It was the apartment building itself—a grand-looking mansion on the Rue de Braque, in the heart of Paris‘s Le Marais district—that seduced Thomas Fournier. “I found the main courtyard magnificent, with its Louis XVI portal and fluted Doric columns,” he recalls. The complex, called Le Petit Hôtel de Mesmes, was restructured in the early 18th century by the king’s architect, Germain Boffrand. The interior of his 500-square-foot unit, however, told a much different story—one of the 1980s. “No trace of the past had been preserved,” says Fournier. The flooring was laminate, there was carpet upstairs, the kitchen featured melamine countertops, and in the middle of it all was a monumental concrete staircase. Fortunately, Fournier, who founded his own architecture and interior studio in 2020 after working for three and a half years as a project manager for Laura Gonzalez’s agency, saw the glass half full. “It was a great playground for an architect,” he says. 
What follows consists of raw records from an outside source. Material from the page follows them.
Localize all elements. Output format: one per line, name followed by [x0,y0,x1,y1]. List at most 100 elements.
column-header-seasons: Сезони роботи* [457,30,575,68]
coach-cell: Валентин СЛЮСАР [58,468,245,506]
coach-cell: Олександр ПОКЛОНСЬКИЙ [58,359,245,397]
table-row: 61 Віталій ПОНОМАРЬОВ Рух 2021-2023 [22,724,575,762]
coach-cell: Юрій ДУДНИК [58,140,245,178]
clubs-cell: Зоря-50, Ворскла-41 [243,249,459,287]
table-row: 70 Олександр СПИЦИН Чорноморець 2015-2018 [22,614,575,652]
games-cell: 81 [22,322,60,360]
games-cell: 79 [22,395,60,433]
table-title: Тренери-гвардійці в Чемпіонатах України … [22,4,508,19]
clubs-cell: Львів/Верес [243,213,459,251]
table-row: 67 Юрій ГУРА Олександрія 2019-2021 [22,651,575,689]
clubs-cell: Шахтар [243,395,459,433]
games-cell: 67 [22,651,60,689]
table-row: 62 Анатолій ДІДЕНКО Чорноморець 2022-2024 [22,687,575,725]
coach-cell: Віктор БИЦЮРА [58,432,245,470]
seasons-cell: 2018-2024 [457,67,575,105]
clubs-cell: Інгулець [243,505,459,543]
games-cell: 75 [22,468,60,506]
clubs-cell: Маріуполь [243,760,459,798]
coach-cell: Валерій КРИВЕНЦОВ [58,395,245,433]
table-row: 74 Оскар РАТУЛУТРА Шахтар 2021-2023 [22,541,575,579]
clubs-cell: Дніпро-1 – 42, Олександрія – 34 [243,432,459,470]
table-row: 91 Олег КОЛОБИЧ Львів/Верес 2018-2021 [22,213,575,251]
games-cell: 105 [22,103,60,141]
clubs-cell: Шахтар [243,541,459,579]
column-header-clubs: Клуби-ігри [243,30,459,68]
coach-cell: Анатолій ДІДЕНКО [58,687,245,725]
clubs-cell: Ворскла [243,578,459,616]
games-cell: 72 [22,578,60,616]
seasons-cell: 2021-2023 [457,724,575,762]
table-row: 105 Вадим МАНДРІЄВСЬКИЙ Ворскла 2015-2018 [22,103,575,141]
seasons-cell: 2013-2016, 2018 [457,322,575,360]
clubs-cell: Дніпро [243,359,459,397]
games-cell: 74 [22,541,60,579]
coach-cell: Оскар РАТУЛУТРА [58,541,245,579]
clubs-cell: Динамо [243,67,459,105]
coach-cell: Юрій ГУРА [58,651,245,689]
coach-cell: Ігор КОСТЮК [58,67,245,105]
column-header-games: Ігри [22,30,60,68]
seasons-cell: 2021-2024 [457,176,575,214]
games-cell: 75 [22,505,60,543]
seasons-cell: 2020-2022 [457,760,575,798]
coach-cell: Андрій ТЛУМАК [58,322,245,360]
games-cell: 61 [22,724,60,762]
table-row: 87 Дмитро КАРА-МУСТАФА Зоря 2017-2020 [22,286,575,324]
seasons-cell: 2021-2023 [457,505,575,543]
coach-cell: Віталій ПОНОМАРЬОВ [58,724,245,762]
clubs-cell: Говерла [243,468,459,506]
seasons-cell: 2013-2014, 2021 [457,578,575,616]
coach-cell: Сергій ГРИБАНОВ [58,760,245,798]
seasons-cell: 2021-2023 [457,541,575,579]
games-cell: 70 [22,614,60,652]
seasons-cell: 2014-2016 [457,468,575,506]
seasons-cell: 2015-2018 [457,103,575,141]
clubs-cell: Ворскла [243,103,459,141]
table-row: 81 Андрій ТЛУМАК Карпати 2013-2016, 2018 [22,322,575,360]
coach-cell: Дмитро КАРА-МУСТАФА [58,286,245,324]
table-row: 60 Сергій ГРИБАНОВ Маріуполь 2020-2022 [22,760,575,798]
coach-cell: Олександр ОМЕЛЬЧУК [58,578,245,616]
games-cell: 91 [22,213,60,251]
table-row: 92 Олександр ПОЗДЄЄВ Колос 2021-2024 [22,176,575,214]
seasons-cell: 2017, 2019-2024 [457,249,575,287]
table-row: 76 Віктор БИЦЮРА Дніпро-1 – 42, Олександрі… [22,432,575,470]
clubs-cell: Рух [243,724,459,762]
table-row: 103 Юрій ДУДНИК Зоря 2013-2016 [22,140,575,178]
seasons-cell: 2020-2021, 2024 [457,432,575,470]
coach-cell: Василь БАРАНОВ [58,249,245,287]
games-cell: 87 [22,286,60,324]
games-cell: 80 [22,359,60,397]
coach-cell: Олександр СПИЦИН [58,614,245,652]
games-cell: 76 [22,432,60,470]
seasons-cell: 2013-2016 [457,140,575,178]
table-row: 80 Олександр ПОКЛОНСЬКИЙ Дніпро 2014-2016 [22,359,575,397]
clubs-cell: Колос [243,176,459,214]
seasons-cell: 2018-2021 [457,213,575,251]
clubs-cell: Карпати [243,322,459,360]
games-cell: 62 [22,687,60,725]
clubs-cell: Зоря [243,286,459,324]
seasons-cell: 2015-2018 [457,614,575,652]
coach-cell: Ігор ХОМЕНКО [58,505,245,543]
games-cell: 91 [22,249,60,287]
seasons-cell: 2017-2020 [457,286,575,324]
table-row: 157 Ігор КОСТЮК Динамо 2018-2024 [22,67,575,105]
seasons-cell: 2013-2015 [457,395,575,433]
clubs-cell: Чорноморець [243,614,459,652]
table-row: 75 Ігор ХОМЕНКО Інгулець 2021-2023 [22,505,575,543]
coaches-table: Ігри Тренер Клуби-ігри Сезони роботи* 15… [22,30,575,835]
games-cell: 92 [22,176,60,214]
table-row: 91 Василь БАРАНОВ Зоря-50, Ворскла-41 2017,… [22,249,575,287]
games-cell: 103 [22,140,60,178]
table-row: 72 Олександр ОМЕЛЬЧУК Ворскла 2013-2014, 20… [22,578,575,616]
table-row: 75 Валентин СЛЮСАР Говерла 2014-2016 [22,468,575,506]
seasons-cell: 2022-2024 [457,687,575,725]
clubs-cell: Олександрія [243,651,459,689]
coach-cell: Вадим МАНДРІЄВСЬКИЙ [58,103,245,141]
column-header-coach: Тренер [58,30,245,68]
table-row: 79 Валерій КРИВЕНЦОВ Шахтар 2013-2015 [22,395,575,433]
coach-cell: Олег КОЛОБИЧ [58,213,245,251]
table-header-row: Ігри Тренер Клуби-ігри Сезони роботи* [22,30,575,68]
Fournier chose to redo everything except the location of the existing mezzanine, which is where the bedroom and bathroom are located. He replaced the laminate flooring downstairs with solid oak chevron and added cornices in the ceiling and lacquered wood baseboards. The eyesore staircase was demolished and replaced with a vintage helical one from 1900, sourced from Normandy, which Fournier positioned near the double-height window. 

With the sad 1980s remnants gone, the designer got personal. The bathroom evokes his Italian roots and memories of his grandparents’ home, with its new red marble wall, pedestal sink, and hand-painted Tuscan shower tiles. Fournier looked primarily to Italian architects from the 1930s to 1970s such as Renzo Mongiardino, Piero Portaluppi, and Carlo Mollino for inspiration. “Reminders of my origins make me feel good,” he says.

Armchairs, Vico Magistretti; Lamps, Jean Roger; Lithograph (above sofa), Alejandro Otero.
Red Vase (on coffee table), Jean Roger; Brass Lamp (on shelf), Laura Gonzalez.

In an effort to maximize the main living area, Fournier designed a large bookcase, clad in plaster, that fits perfectly around the sofa. The shelves were made to be extra-large so he could display vases and tall lamps (he added electrical outlets to create a bright atmosphere rather than rely on stark LED lighting). “A library is an infinite space of expression,” he says. The structure saves space, but it also sets the scene for staging in a very symmetrical way (peep the two lithographs and wall lights on either side). “I imagined this space like a cinematographic set,” explains the designer.  

Lithograph (reflected in the mirror screen), Jesus Raphael Soto.

Mirrors were an important part of that vision. The beveled glass screen reflects the natural light streaming in from the 13-foot-high window. In the tiny bedroom upstairs, a similar mirror helps hide the dressing area while also making the room appear twice as big as it really is. “The challenge was to make the upper space pleasant to live in,” says Fournier. 

Wall Light, Jean Roger.

Painting the walls dark green gave the lofted area an impactful presence, but it also creates a cocoonlike effect that’s prime for sleeping. To block out the morning light and isolate the area from the hangout space below, he added interior shutters. Depending on the position of the doors, the panels alter how green the walls appear. 

Chairs, Martin Visser et Walter Antonis.

The dining area is meant to feel like a lounge space. It’s complete with a custom bench that allows Fournier to fit a total of 12 people around the 1930s Italian table (which also got extendable leaves). Nearby: one of two plaster lamps designed in the style of Jean-Michel Frank—a treasured possession. “I also love my collection of ceramics by Barbara Billoud, who works incredibly poetically with raku (a Japanese enameling technique),” he says. The living room is decorated with Dedar, Pierre Frey, and Jim Thompson fabrics.

Fruit Basket, Yvon Roy.

Candleholder, Paul Milet.

The kitchen, on the other hand, boasts IKEA cupboards. Fournier topped the oak veneer cabinets with a bespoke Sarrancolin marble countertop that matches the pale green walls. “I wanted to lend prestige to an interior that was doubtless very beautiful in the past but devastated by time and transformations,” he says. Now it’s got that grand chalet vibe, just minus the square footage.